All of them are heated. You close it, all the things you close, if not only gallium
arsenide. Open only these two shutters that is the idea and these shutters can be computer
controlled. What we are telling is very high vacuum is created and that is done by using
special pumps. I will not read out that.
There are all sorts of forms which are available are oil free. Now, what you have here is most
important, that I want to point out is I just have drawn a circle there or ellipse there.
This chamber is made up of stainless steel, high quality stainless steel. Iif you have
to get down to those vacuum, and before deposition you feed that chamber to high temperature
to degas and pump down all that is done. Not only is the chamber stainless steel, you know
when you have this, it looks totally closed. There are ports somewhere in these things.
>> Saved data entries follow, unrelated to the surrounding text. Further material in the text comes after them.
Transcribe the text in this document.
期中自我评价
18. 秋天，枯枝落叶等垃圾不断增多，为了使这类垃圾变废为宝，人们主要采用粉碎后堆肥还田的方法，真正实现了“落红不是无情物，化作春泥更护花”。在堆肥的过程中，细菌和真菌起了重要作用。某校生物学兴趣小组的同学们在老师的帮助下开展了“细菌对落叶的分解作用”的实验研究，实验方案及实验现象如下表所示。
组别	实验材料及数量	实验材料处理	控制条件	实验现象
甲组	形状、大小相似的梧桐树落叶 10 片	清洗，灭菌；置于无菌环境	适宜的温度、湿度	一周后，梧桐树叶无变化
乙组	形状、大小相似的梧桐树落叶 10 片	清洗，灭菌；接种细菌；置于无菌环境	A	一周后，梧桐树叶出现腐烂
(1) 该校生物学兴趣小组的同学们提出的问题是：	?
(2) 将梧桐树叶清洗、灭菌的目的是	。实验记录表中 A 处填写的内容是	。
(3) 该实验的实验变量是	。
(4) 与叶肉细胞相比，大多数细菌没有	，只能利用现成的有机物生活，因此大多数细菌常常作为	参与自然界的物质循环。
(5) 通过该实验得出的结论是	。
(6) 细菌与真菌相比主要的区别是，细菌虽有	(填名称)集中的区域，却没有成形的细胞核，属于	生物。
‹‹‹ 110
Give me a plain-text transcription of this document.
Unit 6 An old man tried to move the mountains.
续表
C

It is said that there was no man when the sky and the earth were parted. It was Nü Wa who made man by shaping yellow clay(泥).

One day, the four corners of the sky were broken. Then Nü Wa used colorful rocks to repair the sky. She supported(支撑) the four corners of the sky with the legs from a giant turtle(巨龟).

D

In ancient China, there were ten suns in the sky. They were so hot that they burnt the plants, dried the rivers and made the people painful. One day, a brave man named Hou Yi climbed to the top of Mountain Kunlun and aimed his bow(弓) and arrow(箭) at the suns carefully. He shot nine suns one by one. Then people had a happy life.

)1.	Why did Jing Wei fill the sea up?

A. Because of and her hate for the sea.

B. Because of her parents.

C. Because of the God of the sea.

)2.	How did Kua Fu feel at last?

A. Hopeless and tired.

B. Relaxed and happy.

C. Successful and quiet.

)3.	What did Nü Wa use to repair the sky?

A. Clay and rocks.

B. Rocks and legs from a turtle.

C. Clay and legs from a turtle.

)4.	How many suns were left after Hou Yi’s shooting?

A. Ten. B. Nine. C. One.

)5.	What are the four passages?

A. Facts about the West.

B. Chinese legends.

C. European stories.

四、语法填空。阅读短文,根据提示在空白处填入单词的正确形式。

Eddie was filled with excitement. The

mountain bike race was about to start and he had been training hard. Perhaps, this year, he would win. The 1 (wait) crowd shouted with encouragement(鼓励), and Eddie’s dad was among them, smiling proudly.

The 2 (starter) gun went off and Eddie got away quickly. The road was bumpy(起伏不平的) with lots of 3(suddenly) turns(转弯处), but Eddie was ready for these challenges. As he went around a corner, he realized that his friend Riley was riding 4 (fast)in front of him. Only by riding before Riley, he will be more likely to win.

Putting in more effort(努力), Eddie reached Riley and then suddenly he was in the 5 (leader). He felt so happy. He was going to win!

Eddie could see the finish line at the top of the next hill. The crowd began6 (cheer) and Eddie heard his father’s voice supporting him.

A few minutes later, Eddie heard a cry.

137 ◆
There are ports, stainless steel projecting out with. You know gaskets and valves doors
which can be closed, that is not shown here. You get inside to put all these things wafer,
chlorine etc, you need those things. When you put close the chamber like that, there
will be a gasket. You cannot use any gasket that you like. What you use will be metal
gasket. Metal gaskets, what metal? hHold your breath, gold. Gold gaskets are used between
those two. Those are some of the things one does to get high vacuum and the entire process
of course is simple. Control the flow of gallium and arsenic by adjusting the temperature.
The beams which are coming, you get the beams because of the very high vacuum that is why
we call molecular beam. It is coming like that from another one like that on to the
substrate. You can get gallium arsenide, very high purity gallium arsenide 10 to the power
of 13, 14 etc.
Now there is a pumping system and you can get the advantage here is, you can grow 1
micron per hour, very small growth rate you can do when you grow very small rate of growth.
Very high purity, excellent crystal power quality and thickness uniformity over a 5
centimeter wafer you can get within 1%. People who want to make quantum wells, very small
layers, they resort to this. Today M O C V D is competing with this to grow thin layers.
Let me just warn you and leave you on that. This is M B E is very good and M O C V D is
competing because mass production if you want MOCVD is better than this. High purity material
can be grown and any composition we can get;, Indium, gallium, arsenide and also any dopants
that you can use. Key thing is control of thickness, control of impurities, precisely
done to the extent of a mono layer.
Some of the other advantages are that we can just say. You can actually introduce some
of the diagnostic tools along with this thing. Now let me not go into this in detail on to
that right now. Let me just sum up at this stage, the M B E system had gained lot of
popularity and today people are accepting to use this for some commercial applications
because of the high quality that you will get. Particularly those who want very thin
layers;, for example, aluminum, gallium, arsenide, then gallium arsenide a very thin layer at
the Armstrong level then we use those type of approach is highly attractive. This is
one of the most popular techniques which are used along with MOCVD. Other two techniques
are hydride and halide. It is more of academics. But still a poor man’s quality epilayers
will be some of those high qualities if you want you can use that halide process. With
that I think I will stop the discussion today. Few of the things which are meritorious for
gallium arsenide growth with M B E, I will bring out later. Then we will go on to the
devices afterwards. We will see in the next lecture.